La Guerre de 14-18 avait forgé l’armée américaine à l’épreuve des combats de tranchées. Lorsque les États-Unis entrèrent en guerre, le 6 avril 1917, l’armée américaine était à la peine. Elle a moins d’effectifs alors que celle de la Belgique, la plupart de ses soldats n’ont jamais combattu et leur matériel est d’une qualité médiocre. Les banques européennes en financent le corps expéditionnaire.
Mais c’est seulement à la suite de l’attaque japonaise de Pearl Harbour et à la suite des guerres de Corée (de 1950 à 1953) et du Viêt Nam (de 1955 à 1975), que le Congrès américain décida de la création de la formidable industrie de défense pérenne qui est la sienne, encore aujourd’hui même. Le double financement de ses moyens de recherche et de ses outils industriels et celui de son énorme armada actuelle sera obtenu par le truchement de trois arrangements parfaitement verrouillés,
- d’abord, celui de la planche à billets, dont le privilège lui fut accordé par les Accords conclus en juillet 1944, entre 44 pays, et qui instaurèrent le système dit de Bretton Woods,
- ensuite, le Plan Marshall, qui donna naissance à l’Organisation européenne de coopération économique (OECE), dont les membres acceptèrent l’aide et les mesures de coordination qu’elle imposait, cependant que les pays qui refusaient cette aide, se regroupaient autour de l’Union soviétique, pour former le camp socialiste. Ce plan était conçu pour donner aux pays bénéficiaires de l’aide de quoi acheter exclusivement américain.

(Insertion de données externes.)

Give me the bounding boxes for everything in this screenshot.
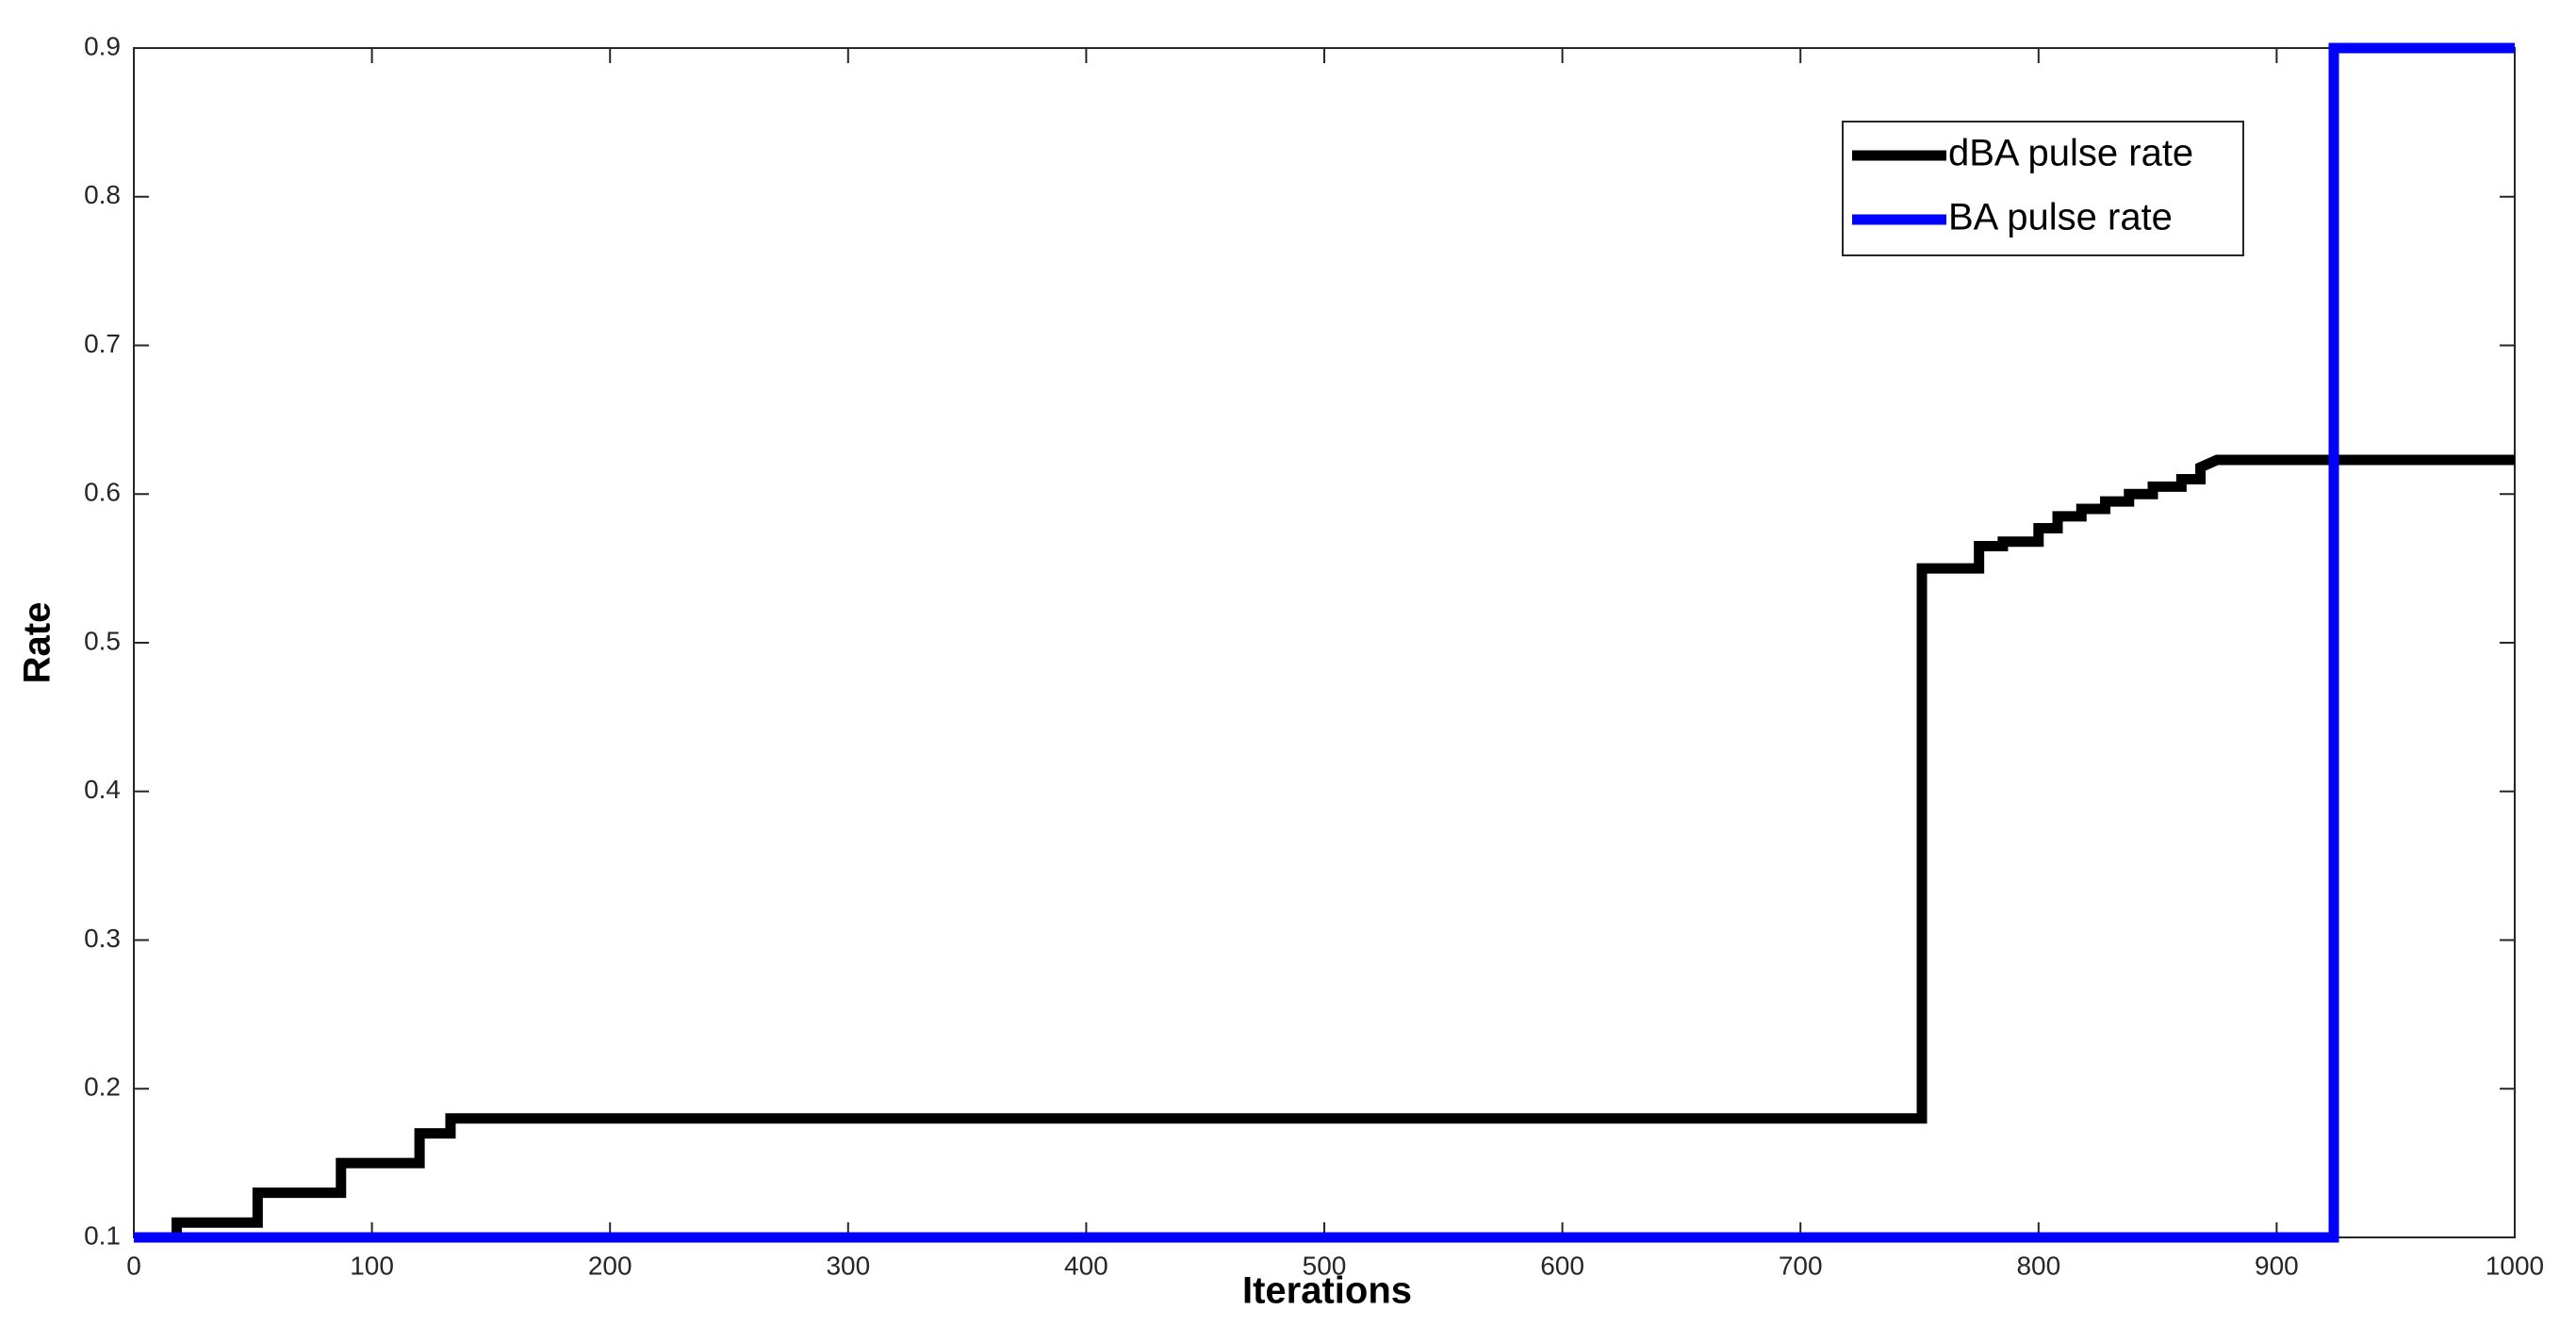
x-tick-label: 400 (1064, 1251, 1108, 1280)
x-tick-label: 600 (1540, 1251, 1584, 1280)
y-tick-label: 0.2 (84, 1072, 121, 1102)
y-tick-label: 0.7 (84, 329, 121, 358)
x-axis-label: Iterations (1242, 1270, 1412, 1312)
y-tick-label: 0.9 (84, 31, 121, 60)
y-tick-label: 0.3 (84, 924, 121, 953)
x-tick-label: 1000 (2486, 1251, 2544, 1280)
x-tick-label: 300 (826, 1251, 870, 1280)
series-line (134, 454, 2515, 1243)
y-axis-label: Rate (17, 602, 58, 684)
legend-box (1842, 121, 2244, 256)
x-tick-label: 900 (2255, 1251, 2299, 1280)
x-tick-label: 0 (126, 1251, 141, 1280)
legend-label: BA pulse rate (1948, 197, 2173, 238)
x-tick-label: 200 (588, 1251, 632, 1280)
x-tick-label: 500 (1303, 1251, 1347, 1280)
y-tick-label: 0.1 (84, 1220, 121, 1250)
x-tick-label: 800 (2016, 1251, 2060, 1280)
y-tick-label: 0.4 (84, 775, 121, 804)
series-line (134, 42, 2515, 1243)
x-tick-label: 100 (350, 1251, 394, 1280)
y-tick-label: 0.5 (84, 626, 121, 655)
y-tick-label: 0.8 (84, 180, 121, 209)
legend-label: dBA pulse rate (1948, 133, 2193, 174)
x-tick-label: 700 (1779, 1251, 1823, 1280)
y-tick-label: 0.6 (84, 478, 121, 507)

- et enfin par la création de l’OTAN pour matérialiser sous le seul contrôle américain le noyau dur du bloc dit de l’Ouest. Un traité est signé le 4 avril 1949, qui établit le Conseil de l’Atlantique nord(CAN), et met en place une alliance militaire défensive contre toute attaque armée contre l’un de ses membres en Europe, en Amérique du Nord ou dans la région de l’Atlantique Nord au nord du tropique du Cancer. Les contours de l’Europe sont ainsi dessinés en fonction de ce maillage qui enserre l’Europe occidentale, mais qui exclut le monde soviétique de l’époque.

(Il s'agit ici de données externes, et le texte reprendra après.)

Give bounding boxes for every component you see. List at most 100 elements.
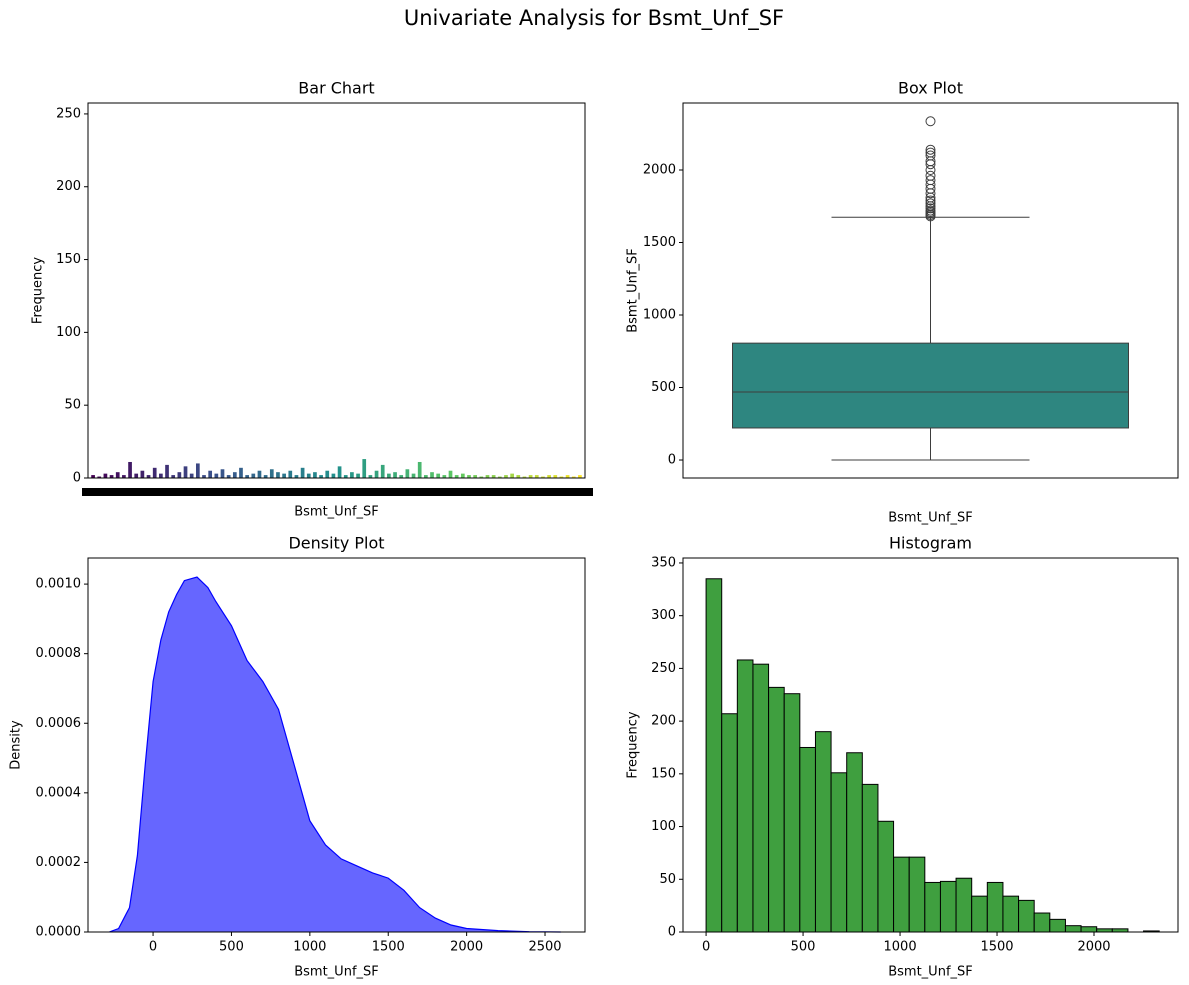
- density-line: [108, 576, 561, 933]
- x-tick-label-blob: [82, 488, 593, 496]
- hist-bar: [971, 895, 988, 933]
- bar: [541, 476, 545, 478]
- y-tick-label: 0.0010: [36, 577, 82, 592]
- bar: [159, 473, 163, 478]
- y-tick-label: 0.0002: [36, 855, 82, 870]
- bar: [325, 470, 330, 478]
- bar: [134, 473, 139, 478]
- hist-bar: [1064, 925, 1082, 933]
- bar: [313, 472, 317, 478]
- hist-bar: [861, 783, 879, 933]
- x-tick-label: 0: [702, 940, 710, 955]
- bar: [467, 475, 471, 478]
- outlier: [925, 147, 936, 158]
- hist-bar: [721, 713, 738, 933]
- bar: [288, 470, 293, 478]
- y-axis-label: Density: [9, 720, 24, 770]
- bar: [356, 473, 360, 478]
- outlier: [925, 150, 936, 161]
- y-tick-label: 300: [651, 608, 676, 623]
- hist-bar: [752, 663, 770, 933]
- bar: [405, 469, 410, 478]
- figure-title: Univariate Analysis for Bsmt_Unf_SF: [404, 6, 784, 31]
- box: [732, 342, 1129, 429]
- bar: [393, 472, 397, 478]
- y-axis-label: Bsmt_Unf_SF: [626, 248, 641, 333]
- x-tick-label: 2000: [450, 940, 483, 955]
- hist-bar: [893, 856, 910, 933]
- density-fill: [109, 577, 561, 932]
- bar: [122, 475, 126, 478]
- x-tick-label: 500: [791, 940, 816, 955]
- bar: [578, 475, 582, 478]
- bar: [115, 472, 120, 478]
- outlier: [925, 116, 936, 127]
- y-tick-label: 350: [651, 555, 676, 570]
- bar: [103, 473, 108, 478]
- x-axis-label: Bsmt_Unf_SF: [294, 965, 379, 980]
- bar: [473, 475, 478, 478]
- bar: [331, 473, 336, 478]
- bar: [337, 466, 342, 478]
- bar: [547, 475, 551, 478]
- outlier: [925, 198, 936, 209]
- y-tick-label: 0: [73, 471, 81, 486]
- hist-bar: [924, 881, 941, 933]
- bar: [534, 475, 539, 478]
- y-tick-label: 50: [659, 872, 676, 887]
- bar: [276, 472, 280, 478]
- hist-bar: [783, 693, 801, 933]
- y-tick-label: 0.0000: [36, 925, 82, 940]
- bar: [245, 475, 249, 478]
- bar: [239, 467, 243, 478]
- bar: [504, 475, 508, 478]
- axes-title: Density Plot: [288, 534, 384, 553]
- bar: [189, 473, 194, 478]
- y-axis-label: Frequency: [626, 711, 641, 778]
- y-tick-label: 0.0004: [36, 785, 82, 800]
- hist-bar: [1033, 912, 1051, 933]
- x-tick-label: 1500: [372, 940, 405, 955]
- bar: [368, 475, 373, 478]
- bar: [97, 476, 102, 478]
- y-tick-label: 150: [651, 766, 676, 781]
- bar: [430, 472, 434, 478]
- x-tick-label: 1500: [980, 940, 1013, 955]
- axes-title: Bar Chart: [298, 79, 374, 98]
- bar: [571, 476, 576, 478]
- hist-bar: [736, 659, 754, 933]
- bar: [128, 461, 132, 478]
- bar: [424, 475, 428, 478]
- axes-title: Box Plot: [898, 79, 963, 98]
- hist-bar: [877, 820, 895, 933]
- axes-frame: [87, 102, 586, 479]
- bar: [485, 475, 490, 478]
- bar: [399, 475, 404, 478]
- bar: [510, 473, 514, 478]
- bar: [202, 475, 206, 478]
- x-tick-label: 2500: [528, 940, 561, 955]
- bar: [417, 461, 422, 478]
- bar: [294, 475, 299, 478]
- bar: [497, 476, 502, 478]
- y-tick-label: 250: [651, 661, 676, 676]
- hist-bar: [939, 880, 957, 933]
- hist-bar: [986, 881, 1004, 933]
- bar: [448, 470, 453, 478]
- bar: [306, 473, 311, 478]
- x-axis-label: Bsmt_Unf_SF: [888, 511, 973, 526]
- bar: [319, 475, 323, 478]
- outlier: [925, 144, 936, 155]
- bar: [140, 470, 145, 478]
- outlier: [925, 170, 936, 181]
- bar: [300, 467, 305, 478]
- bar: [491, 475, 496, 478]
- y-tick-label: 100: [651, 819, 676, 834]
- x-tick-label: 1000: [884, 940, 917, 955]
- bar: [109, 475, 114, 478]
- y-axis-label: Frequency: [31, 257, 46, 324]
- y-tick-label: 1000: [643, 308, 676, 323]
- bar: [232, 472, 237, 478]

Le faux argument du danger communiste
L’Alliance qui a vu alors le jour dans le contexte général des débuts de la guerre froide et plus spécifiquement pendant le blocus de Berlin exercé par les Soviétiques, a pour vocation initiale d’assurer la sécurité de l’Europe occidentale en instaurant un couplage fort avec les États-Unis, seul moyen aux yeux des Européens après la Seconde Guerre mondiale de se prémunir contre toute tentative expansionniste de l’Union soviétique. `
Vue de Moscou, et bien qu’ayant changé de nature, l’OTAN demeure encore aujourd’hui une structure née d’une logique de confrontation, qui continue de s’élargir vers l’Est, donc qui considère la Russie comme une puissance hostile[4]..
Ainsi, depuis sa création jusqu’en 1991, l’adversaire désigné de l’OTAN est l’URSS, qui forme elle-même le pacte de Varsovie en 1955 à la suite de l’adhésion de la RFA à l’OTAN et à son réarmement.
Selon le mot de son premier secrétaire général, Lord Ismay, le rôle de l’OTAN consistait alors à « garder les Russes à l’extérieur, les Américains à l’intérieur et les Allemands sous tutelle ». Qu’on ne s’étonne pas de ce qui a fini par arriver en dépit des assurances données par les occidentaux au président Eltsine, lors du dégel de leurs relations avec le Bloc soviétique : le coup d’État du Maidan de 2014, fomenté … par les Américains !
Parallèlement et pendant 75 ans, sous prétexte d’accompagner la décolonisation des anciennes possessions européennes, voire de l’accélérer (en Indochine, en Algérie, en Afrique de l’Ouest), les États-Unis vont s’inféoder la Perse du Shah, l’Arabie des Séoud (par le pacte du Quincy) ainsi que le tout jeune État d’Israël, dont il fait son 51ème État virtuel. Il ne s’agit nullement d’une défense de l’Europe contre elle-même, mais plutôt ‘d’une réitération d’offenses faites à celle-ci par ls Américains. L’historicité et la conflictualité de la décolonisation s’insèrent à ce moment dans le cadre d’une démarche impériale inattendue : la boulimie hégémonique américaine.
Le faux-frère américain, le cheval de Troie britannique
En décembre 1962, le socle continental européen réputé jusqu’alors libre de toute sujétion est écartelé. Il est ouvert à tous les vents – à la fois le vent froid soufflant de Moscou et les trous d’air d’une Union Européenne inachevée et bancale. Le président américain, John F. Kennedy, et le Premier ministre britannique, Harold Macmillan, se rencontrent à Nassau, aux Bahamas, et concluent un accord spécial en vertu duquel Les États-Unis s’engagent à fournir des missiles Polaris au Royaume-Uni mais en échange d’un aveu de dépendance.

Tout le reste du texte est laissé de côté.